The best example I can provide a box packing line. Which of these would be faster?
- Having four workers pack boxes with various size objects?
- Having eight workers pack boxes with the same size objects?
Option two is faster. And that is the real difference between the M1 and the Intel X86 approaches.
Why doesn’t the Wintel Gang emulate the Apple M1 MacBook Pro Design?
You may ask, when will Intel or AMD and Microsoft (collectively: “Wintel”) do this same thing with Windows? Well, that is not as easy. Windows runs on a myriad of different chipsets and from numerous manufacturers. So, they try to develop in a way a manufacturer can adopt it and tweak it for some market differentiator. But this causes Windows to be slower to change since everybody has to change, and they cannot tightly integrate the operating system with the chipset.

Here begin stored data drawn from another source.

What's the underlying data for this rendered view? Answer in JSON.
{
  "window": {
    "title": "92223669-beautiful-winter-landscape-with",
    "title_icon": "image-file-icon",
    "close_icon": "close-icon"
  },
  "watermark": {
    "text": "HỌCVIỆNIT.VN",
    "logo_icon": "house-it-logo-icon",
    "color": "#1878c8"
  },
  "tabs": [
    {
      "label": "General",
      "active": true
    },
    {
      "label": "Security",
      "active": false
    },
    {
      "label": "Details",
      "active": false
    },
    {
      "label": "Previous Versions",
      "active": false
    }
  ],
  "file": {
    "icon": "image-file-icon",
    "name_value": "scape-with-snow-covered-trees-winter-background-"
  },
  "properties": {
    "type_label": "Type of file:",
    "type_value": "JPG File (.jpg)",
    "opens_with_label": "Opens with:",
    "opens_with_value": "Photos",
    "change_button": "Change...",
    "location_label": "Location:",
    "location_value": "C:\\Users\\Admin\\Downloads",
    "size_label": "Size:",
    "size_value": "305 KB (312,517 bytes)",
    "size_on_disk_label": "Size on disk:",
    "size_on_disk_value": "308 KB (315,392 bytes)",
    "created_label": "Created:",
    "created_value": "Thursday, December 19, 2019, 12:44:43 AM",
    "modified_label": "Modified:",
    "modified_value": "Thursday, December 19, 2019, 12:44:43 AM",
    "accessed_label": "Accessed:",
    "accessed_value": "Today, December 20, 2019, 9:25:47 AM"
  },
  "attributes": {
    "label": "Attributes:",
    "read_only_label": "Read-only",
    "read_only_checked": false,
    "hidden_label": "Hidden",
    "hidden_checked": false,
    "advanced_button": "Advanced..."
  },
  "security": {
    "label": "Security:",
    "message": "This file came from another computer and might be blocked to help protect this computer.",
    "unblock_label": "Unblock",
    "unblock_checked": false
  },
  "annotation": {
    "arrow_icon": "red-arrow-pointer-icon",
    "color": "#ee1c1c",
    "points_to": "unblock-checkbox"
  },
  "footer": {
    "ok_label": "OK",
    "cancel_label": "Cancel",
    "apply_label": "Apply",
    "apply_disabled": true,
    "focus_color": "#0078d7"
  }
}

But Apple can because they sell you the hardware and operating system.
Secondly, the CISC to RISC move would be a significant one and cause problems for developers and IT departments who love stability.
Summary of Why the Apple MacBook Pro M1 is so Good!
It comes down to multiple reasons, all working in concert: the combination of various functions in one place, a consistent instruction set size, and an operating system tightly integrated with the hardware.
I find the MacBook Pro with the M1 chipset more productive than other devices for “real” work. The extra speed, better battery life, and overall ergonomics are excellent!